Recent publications in the literature along with data from Dr. Notterpek’s lab continue to indicate that cholesterol homeostasis is critical for myelin stability in both the central (CNS) and peripheral (PNS) nervous systems.  They are focusing on mechanisms that involve cholesterol trafficking within the cells and cholesterol efflux from myelin-forming cells, including the potential exchange of cholesterol between the nerve and Schwann cells. Their studies indicate that the concentration and localization of cholesterol is tightly regulated within myelin forming cells, as in the absence of proteins that are involved in this process, both mice and humans develop neuropathies. They are also working on understanding how the correct amount of cholesterol is maintained in the myelin membrane, which is critical for membrane stability. Peripheral myelin protein 22 (PMP22), whose haploin sufficiency is linked with a compression induced neuropathy (that often is painful), is critical and necessary for assuring cholesterol transport to the membrane. Utilizing neuropathic mice with PMP22 deletion and point mutation, they discovered that PMP22 regulates cholesterol homeostasis and trafficking via the interplay with ABCA1, the major cholesterol efflux transporter. Considering the positive effects of drugs that facilitate cholesterol transport such as 2-hydroxypropyl-β-cyclodextrin (HβCD) in CNS myelination, along with the likely interaction between PMP22 and cholesterol (see below), they treated nerve explants from PMP22-deficient neuropathic mice with HβCD and found improvements in the myelination capacity of the affected cells in response to drug treatment, as compared to untreated samples. These studies will need to be repeated, but are leading us them toward potential therapeutic approaches on how abnormal levels of cholesterol in myelin could be corrected.

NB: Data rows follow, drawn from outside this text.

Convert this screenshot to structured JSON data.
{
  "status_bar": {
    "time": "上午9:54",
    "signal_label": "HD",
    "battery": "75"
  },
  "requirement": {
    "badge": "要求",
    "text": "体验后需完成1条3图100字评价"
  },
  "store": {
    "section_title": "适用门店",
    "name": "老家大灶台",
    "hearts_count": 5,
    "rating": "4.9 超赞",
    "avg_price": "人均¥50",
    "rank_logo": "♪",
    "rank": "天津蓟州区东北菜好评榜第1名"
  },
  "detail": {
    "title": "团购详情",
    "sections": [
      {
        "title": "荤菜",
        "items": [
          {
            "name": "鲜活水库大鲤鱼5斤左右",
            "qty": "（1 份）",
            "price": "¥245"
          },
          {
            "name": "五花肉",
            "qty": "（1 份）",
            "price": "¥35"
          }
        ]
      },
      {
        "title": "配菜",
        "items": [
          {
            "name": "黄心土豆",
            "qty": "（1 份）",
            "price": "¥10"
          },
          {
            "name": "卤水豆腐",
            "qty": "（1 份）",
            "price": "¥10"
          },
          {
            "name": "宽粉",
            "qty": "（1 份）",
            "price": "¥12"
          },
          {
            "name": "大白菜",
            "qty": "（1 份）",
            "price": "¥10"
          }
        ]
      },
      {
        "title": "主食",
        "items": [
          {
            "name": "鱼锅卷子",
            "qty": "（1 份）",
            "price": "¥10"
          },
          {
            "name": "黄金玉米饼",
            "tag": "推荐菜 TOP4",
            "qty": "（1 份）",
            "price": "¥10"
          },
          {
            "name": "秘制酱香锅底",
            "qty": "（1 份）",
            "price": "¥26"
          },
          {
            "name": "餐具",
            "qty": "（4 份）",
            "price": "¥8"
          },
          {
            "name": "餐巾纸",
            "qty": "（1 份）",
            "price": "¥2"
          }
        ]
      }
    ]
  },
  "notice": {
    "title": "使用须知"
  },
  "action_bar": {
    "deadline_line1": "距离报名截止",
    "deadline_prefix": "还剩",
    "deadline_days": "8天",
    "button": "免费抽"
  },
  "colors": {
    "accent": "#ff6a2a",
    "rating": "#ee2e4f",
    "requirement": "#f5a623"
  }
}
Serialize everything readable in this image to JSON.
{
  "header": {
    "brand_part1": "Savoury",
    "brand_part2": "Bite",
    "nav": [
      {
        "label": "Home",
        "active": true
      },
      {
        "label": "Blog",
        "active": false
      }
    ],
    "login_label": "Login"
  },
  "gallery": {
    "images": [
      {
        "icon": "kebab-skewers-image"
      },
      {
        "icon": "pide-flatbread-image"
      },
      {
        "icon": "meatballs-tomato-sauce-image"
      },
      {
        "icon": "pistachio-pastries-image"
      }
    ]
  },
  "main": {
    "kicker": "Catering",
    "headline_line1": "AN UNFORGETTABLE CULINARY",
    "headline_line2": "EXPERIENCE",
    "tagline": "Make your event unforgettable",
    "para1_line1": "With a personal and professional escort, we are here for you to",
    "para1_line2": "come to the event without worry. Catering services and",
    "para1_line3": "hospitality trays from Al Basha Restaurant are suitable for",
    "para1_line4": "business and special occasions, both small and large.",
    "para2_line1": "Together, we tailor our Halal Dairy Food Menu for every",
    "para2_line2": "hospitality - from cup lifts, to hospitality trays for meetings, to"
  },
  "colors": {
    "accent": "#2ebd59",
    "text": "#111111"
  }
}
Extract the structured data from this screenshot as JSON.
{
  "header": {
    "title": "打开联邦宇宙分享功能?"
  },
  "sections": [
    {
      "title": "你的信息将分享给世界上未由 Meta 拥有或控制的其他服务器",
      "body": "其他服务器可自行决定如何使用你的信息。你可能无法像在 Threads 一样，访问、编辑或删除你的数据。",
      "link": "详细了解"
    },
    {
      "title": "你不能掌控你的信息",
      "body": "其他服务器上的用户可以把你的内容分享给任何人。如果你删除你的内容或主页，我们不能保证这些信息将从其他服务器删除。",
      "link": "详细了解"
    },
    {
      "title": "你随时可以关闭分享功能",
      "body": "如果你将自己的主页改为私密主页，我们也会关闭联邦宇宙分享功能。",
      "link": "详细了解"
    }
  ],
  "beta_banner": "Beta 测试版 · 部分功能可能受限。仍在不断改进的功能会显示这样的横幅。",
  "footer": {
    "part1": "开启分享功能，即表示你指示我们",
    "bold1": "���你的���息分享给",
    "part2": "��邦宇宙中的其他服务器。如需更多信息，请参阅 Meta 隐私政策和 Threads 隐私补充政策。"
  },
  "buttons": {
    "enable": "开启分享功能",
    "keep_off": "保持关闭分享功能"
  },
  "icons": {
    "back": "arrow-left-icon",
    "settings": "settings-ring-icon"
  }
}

In another set of cellular/molecular studies, they have now identified the exact amino acid motif in PMP22 that likely binds cholesterol and are in the process of finalizing this study for publication. Related to this aspect of the project, Dr. Notterpek is in discussion with a membrane biophysicist at Vanderbilt University who has an assay to monitor the incorporation of normal and cholesterol-binding mutated PMP22 into lipid micelles and are working toward coordinating and/or combining their findings with his for publication purposes.  Working with another University of Florida scientist, Dr. Habibeh Khosbouei, they discovered that critical properties of the glial membrane, such as membrane resistance and capacitance, change when the levels of cholesterol are abnormal, e.g., as occurs when PMP22 is deficient.  To the best of their knowledge, no one else has performed similar single cell electrophysiological recordings of Schwann cells causing great excitement in the lab because understanding how abnormal membrane-associated cholesterol levels alter the ability of myelin to protect the axon and guide membrane depolarization (neuronal activity), are critical and fundamental aspects of neurobiology.  Moreover, Dr. Notterpek’s group is continuing their investigation of the impact of dietary cholesterol on peripheral myelin health using mice with different genetic backgrounds, and discovering strong impact of genotype and gender on the response of the animals to a high fat diet.  These studies are at various stages of sample and data analysis which when completed will serve as the foundation for future grant applications to the NIH.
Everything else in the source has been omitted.